Source: Federal Rule 23.
Oct. 29, 1940, eff. Sept. 1, 1941.
Change: In paragraph (b) the requirement of the Federal Rule that the petition allege “that the action is not a collusive one to confer jurisdiction, etc.” has been omitted.
Sept. 20, 1941, eff. Dec. 31, 1941
May 9, 1977, eff. Sept. 1, 1977
Dec. 5, 1983, eff. April 1, 1984
Oct. 9, 2003, eff. Jan. 1, 2004
(No. 22) Question: Where the owner of a portion of a royalty under an oil lease brings suit against the lessee to recover damages because of the breach of implied contract of reasonable development, is it mandatory that all persons who own portions of the royalty be joined?
Answer: This matter is dealt with by Rule 39 which provides that persons having a joint interest shall be joined in the suit. This rule is taken from Federal Rule 19, and under the annotations to the Federal rule it has been held a number of times that the phrase, "joint interest," should be construed to mean those who would be necessary in the sense of indispensable parties under the previous practice.

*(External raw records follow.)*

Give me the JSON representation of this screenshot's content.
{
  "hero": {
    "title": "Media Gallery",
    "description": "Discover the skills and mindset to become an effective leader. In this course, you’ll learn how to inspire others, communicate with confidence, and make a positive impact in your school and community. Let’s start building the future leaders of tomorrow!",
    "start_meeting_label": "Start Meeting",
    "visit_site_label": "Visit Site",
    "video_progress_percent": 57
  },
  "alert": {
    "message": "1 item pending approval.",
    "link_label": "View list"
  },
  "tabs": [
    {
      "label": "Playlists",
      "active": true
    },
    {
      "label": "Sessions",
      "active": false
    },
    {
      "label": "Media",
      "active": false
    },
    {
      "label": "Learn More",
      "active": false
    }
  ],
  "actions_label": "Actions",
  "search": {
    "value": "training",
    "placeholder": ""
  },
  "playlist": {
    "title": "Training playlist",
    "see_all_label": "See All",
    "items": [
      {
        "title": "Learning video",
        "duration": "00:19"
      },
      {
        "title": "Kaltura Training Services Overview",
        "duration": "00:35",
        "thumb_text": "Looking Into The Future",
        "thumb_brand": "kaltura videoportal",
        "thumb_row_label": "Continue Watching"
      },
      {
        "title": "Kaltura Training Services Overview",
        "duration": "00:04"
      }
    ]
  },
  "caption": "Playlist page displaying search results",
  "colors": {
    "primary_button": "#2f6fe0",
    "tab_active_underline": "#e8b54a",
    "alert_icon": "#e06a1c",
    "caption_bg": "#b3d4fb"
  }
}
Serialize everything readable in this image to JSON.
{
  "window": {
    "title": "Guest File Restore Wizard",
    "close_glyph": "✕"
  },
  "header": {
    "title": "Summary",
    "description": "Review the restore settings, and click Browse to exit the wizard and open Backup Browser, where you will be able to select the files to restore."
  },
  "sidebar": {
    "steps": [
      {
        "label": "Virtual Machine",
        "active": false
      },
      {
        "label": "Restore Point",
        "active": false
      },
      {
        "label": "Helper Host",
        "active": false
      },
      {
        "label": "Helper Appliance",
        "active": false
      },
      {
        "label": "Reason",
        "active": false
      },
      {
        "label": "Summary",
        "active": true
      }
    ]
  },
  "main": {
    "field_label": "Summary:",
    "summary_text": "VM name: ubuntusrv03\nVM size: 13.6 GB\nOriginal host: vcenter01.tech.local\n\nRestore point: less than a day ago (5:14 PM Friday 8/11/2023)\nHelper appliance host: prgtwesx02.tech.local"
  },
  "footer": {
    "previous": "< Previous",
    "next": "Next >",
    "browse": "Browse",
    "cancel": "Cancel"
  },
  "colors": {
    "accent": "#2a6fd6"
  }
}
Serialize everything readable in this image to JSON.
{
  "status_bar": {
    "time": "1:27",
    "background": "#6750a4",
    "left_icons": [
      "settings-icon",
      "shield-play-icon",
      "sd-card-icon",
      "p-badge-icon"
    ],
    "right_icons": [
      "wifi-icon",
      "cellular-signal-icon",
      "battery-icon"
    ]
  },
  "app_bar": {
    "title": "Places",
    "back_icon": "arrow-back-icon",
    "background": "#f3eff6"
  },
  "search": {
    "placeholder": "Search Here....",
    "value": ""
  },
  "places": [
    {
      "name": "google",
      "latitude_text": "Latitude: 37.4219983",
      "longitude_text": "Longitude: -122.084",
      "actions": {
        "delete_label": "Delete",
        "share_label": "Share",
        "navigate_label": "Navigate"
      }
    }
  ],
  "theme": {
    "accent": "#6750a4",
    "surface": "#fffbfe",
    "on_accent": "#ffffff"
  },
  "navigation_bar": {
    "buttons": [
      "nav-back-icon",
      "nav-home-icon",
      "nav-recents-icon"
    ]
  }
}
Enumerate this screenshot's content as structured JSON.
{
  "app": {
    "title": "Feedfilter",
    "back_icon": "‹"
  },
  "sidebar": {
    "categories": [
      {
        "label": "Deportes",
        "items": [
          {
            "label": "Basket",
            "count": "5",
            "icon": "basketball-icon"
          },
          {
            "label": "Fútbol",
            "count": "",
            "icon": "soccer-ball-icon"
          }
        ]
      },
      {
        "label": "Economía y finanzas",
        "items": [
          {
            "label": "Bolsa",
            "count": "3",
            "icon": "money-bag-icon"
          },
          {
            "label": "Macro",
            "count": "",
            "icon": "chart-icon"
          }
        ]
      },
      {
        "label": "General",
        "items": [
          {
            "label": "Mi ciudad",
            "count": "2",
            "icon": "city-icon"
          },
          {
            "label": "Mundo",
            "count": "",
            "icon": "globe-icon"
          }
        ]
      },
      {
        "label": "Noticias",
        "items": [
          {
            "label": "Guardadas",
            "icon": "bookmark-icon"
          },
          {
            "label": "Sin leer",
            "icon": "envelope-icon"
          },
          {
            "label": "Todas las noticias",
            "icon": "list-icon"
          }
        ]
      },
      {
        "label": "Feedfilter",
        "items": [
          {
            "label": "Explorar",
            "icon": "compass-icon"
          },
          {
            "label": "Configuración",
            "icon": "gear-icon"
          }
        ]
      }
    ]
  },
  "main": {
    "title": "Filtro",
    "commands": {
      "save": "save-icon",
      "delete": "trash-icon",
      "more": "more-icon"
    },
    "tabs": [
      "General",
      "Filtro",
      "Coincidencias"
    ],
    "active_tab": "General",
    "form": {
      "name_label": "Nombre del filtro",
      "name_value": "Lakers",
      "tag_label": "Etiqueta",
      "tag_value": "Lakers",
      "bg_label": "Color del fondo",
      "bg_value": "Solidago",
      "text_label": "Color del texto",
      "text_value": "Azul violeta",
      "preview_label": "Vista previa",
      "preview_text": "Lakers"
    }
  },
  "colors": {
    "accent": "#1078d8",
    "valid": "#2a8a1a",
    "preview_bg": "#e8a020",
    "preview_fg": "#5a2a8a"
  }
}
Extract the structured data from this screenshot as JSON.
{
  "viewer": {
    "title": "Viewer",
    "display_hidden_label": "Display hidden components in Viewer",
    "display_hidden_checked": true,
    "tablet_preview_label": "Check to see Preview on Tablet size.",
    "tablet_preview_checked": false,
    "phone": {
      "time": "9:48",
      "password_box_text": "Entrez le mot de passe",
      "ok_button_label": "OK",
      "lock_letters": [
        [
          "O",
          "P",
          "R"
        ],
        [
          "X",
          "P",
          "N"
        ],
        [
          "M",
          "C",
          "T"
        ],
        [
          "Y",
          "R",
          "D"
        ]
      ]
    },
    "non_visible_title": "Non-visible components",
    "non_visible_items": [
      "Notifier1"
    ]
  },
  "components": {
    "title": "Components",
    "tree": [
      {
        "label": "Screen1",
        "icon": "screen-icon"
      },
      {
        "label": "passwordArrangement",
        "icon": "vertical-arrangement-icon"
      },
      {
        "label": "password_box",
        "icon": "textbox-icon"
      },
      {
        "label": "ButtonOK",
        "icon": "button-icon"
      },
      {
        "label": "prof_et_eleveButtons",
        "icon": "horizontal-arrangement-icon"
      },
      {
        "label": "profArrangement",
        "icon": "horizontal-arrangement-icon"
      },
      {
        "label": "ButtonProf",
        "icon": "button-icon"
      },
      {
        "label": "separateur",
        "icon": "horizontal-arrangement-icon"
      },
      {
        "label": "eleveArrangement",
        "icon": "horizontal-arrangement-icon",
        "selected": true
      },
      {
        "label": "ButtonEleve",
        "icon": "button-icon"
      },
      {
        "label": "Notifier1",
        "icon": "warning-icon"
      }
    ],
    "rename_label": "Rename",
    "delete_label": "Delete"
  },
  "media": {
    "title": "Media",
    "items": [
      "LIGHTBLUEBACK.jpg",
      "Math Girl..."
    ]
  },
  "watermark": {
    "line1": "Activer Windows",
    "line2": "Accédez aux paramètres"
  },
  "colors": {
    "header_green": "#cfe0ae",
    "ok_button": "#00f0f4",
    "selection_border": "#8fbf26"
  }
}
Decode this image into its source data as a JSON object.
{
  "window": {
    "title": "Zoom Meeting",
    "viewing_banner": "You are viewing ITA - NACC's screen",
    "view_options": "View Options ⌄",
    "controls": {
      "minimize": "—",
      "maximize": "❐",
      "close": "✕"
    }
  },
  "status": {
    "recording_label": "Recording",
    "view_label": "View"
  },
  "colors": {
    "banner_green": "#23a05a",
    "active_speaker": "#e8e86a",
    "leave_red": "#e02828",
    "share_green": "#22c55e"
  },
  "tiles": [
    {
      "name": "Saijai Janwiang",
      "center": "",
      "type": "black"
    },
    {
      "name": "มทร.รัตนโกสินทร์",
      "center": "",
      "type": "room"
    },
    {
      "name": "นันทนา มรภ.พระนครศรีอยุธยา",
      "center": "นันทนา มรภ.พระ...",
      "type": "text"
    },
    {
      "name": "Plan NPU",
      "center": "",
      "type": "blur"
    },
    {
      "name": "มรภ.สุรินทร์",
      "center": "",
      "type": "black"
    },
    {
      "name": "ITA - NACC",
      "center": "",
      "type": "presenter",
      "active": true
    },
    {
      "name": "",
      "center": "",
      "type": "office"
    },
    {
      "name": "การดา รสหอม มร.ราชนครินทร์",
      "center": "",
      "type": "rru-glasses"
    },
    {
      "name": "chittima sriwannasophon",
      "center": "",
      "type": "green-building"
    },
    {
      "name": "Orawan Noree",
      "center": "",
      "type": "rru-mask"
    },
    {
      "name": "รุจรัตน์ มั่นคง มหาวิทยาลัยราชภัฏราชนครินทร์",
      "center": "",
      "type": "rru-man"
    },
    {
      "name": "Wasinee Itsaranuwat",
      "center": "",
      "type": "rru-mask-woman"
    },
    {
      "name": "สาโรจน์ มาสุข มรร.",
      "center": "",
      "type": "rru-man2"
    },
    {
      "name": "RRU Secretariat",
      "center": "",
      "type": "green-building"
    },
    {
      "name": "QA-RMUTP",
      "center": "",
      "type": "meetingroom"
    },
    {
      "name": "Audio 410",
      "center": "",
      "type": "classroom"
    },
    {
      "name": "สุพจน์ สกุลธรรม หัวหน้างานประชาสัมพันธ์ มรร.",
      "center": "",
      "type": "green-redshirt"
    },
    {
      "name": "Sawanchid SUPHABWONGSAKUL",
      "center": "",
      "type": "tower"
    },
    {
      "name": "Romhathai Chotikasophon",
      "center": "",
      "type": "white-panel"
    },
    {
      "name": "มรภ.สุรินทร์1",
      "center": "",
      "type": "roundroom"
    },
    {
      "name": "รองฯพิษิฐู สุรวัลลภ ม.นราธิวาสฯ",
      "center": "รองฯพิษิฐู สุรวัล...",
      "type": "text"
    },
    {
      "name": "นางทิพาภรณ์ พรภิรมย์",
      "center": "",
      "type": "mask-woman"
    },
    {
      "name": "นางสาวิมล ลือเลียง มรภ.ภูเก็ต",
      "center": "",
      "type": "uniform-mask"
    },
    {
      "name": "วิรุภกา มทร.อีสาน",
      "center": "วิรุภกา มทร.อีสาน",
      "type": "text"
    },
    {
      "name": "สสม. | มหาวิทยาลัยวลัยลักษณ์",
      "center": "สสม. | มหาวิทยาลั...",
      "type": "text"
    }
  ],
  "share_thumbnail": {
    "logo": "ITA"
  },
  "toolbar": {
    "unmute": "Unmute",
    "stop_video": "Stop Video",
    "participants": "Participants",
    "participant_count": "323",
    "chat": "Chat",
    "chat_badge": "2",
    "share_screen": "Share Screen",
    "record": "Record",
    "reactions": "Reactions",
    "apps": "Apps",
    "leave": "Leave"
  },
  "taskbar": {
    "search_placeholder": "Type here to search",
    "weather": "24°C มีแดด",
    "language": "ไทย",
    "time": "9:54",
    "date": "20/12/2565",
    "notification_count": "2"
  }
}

If under the previous practice all royalty owners were not necessary parties in such a suit, then it is the opinion of the committee that it would not be necessary to join them because of the adoption of new rules. On the other hand, if joinder of all would have been necessary under the old practice, then it is still necessary under the new rules.
The subcommittee calls attention to possible relaxations suggested by and under the conditions stated in Subdivisions (b) and (c) of Rule 39 and in Rule 42.
The subcommittee feels that the above general construction of the rule is as far as it can properly go in answering the question. In other words, the subcommittee feels that it should confine its interpretations to general explanation of the rules, and should not undertake to brief questions arising under the facts of specific cases.
In the above opinion the subcommittee consulted with and was aided by Roy W. McDonald.5 Tex. B.J. 287 (1942) reprinted in 8 Tex. B.J. 19 (1945).